INTROSPECTION ON DEATH & FEAR

I don’t fear death. I embrace it. This does not make me brave, in fact in many ways I think that it makes me a more cowardly man emotionally and spiritually.

I cannot say that I have ever closely encountered a near-death experience other than consistent thoughts of suicide or some sort of action towards those thoughts. So, I guess that for me I view death at this point as a purely abstract concept. The closest I’ve ever been to actually dying was probably motorcycling around Bali many years ago, and that was totally by accident.

I cannot exactly pinpoint why I don’t fear death. I’ve thought about it a lot, and I suppose I have some theories as to why. For a lot of people, it’s probably their biggest fear. But I deeply fear a great number of things that many people would consider low on their respective lists of what they are afraid of.

I fear greatly that the visions I have are nothing more than delusions of grandeur built on hubris. I fear letting down the great entrepreneurs and artists who have come before me, all of whom I have never met. I fear that my thinking of them figuratively ‘passing the baton’ to me, to build upon their extraordinary work, are just the thoughts of a kid who is thinking way out of his league.

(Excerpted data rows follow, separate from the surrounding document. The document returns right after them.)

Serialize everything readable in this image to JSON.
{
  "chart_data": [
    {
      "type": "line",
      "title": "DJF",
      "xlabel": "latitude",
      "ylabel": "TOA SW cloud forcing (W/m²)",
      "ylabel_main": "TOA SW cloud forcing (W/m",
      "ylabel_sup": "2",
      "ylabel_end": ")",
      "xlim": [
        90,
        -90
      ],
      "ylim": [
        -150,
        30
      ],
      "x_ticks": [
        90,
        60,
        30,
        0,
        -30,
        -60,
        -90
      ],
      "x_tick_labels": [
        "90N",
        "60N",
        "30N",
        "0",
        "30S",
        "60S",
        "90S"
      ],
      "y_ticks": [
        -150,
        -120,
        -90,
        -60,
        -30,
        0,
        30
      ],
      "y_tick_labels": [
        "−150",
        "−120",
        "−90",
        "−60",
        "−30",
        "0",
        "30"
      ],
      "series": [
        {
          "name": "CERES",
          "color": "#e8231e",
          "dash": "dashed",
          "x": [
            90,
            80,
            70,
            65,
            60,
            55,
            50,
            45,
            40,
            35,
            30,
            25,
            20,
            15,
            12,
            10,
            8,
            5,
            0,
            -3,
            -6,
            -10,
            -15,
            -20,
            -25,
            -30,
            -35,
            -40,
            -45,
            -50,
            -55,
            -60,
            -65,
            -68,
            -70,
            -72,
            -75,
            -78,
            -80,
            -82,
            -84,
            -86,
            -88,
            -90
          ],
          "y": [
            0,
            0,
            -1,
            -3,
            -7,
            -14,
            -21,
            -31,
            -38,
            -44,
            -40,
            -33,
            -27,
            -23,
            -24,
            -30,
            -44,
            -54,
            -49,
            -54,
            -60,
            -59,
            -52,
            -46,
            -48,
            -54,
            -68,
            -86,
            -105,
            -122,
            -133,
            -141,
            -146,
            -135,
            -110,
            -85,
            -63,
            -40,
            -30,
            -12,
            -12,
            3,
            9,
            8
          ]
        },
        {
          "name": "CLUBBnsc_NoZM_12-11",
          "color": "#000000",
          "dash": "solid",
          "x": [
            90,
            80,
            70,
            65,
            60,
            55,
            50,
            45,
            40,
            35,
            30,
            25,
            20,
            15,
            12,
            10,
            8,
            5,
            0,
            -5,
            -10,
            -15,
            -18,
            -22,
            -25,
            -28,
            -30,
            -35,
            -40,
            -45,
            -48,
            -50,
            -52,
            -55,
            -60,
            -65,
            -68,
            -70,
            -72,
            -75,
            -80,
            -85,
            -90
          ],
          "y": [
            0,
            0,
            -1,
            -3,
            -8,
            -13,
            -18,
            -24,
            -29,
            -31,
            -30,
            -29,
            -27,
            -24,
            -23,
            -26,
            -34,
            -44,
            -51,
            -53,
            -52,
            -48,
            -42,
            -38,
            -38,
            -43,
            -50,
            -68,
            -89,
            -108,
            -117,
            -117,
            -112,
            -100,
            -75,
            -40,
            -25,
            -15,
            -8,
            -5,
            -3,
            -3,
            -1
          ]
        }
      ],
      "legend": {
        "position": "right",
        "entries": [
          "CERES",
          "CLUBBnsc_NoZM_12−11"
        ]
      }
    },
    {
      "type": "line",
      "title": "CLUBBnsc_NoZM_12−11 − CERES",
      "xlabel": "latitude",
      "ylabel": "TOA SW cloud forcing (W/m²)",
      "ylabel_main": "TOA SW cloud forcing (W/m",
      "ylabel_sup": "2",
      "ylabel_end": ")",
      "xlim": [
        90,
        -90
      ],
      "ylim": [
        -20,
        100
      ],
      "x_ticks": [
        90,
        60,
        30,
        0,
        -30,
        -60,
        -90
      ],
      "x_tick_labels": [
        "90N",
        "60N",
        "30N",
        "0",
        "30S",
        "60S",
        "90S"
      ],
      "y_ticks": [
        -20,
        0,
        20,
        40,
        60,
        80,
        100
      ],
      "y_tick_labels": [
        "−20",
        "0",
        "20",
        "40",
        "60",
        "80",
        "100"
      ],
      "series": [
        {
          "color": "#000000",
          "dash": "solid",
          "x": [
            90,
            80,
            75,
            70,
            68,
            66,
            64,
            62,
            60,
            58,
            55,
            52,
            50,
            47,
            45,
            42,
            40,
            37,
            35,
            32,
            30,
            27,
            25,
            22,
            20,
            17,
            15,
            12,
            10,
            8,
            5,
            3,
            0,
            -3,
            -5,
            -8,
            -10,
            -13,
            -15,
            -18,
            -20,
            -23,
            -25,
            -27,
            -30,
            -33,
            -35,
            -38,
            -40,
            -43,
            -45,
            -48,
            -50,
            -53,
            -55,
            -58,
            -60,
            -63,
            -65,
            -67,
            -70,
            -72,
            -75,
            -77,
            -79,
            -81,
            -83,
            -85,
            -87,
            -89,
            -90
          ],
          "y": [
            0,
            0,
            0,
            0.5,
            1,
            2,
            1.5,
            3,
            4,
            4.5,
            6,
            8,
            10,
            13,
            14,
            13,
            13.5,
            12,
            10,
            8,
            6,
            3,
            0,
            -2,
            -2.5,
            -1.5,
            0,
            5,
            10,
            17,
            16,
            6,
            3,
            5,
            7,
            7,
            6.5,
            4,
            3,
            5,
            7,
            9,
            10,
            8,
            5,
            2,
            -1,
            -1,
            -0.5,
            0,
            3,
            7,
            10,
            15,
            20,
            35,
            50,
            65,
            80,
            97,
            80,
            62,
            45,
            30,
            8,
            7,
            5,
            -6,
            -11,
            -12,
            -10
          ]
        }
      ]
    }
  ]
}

Most of all, I fear not giving everything I possibly can to the aforementioned visions. Everyday, I fear wasting the opportunities I’ve created and and the belief that some people have in me by not working as hard as I possibly can. I fear that, in whatever life I have left in me, that I am not spending every waking moment towards fulfilling God’s mission. I fear that I will not be able to fully realise the visions because of a lack of action., not because of a lack of intent or drive. I fear not living whatever time I have left here to fullest.

But death, I don’t fear. I welcome it. I personally think that there are a great many more things to fear than dying. Maybe it’s some mental disorder. Maybe it’s because of all of the literature I’ve read. Maybe it’s some sort of spiritual path or awakening I’ve undergone throughout my existence.

Or maybe, I’m just a weird dude who thinks strange thoughts. As Mark Twain once put it: “I do not fear death. I had been dead for billions and billions of years before I was born, and had not suffered the slightest inconvenience from it.”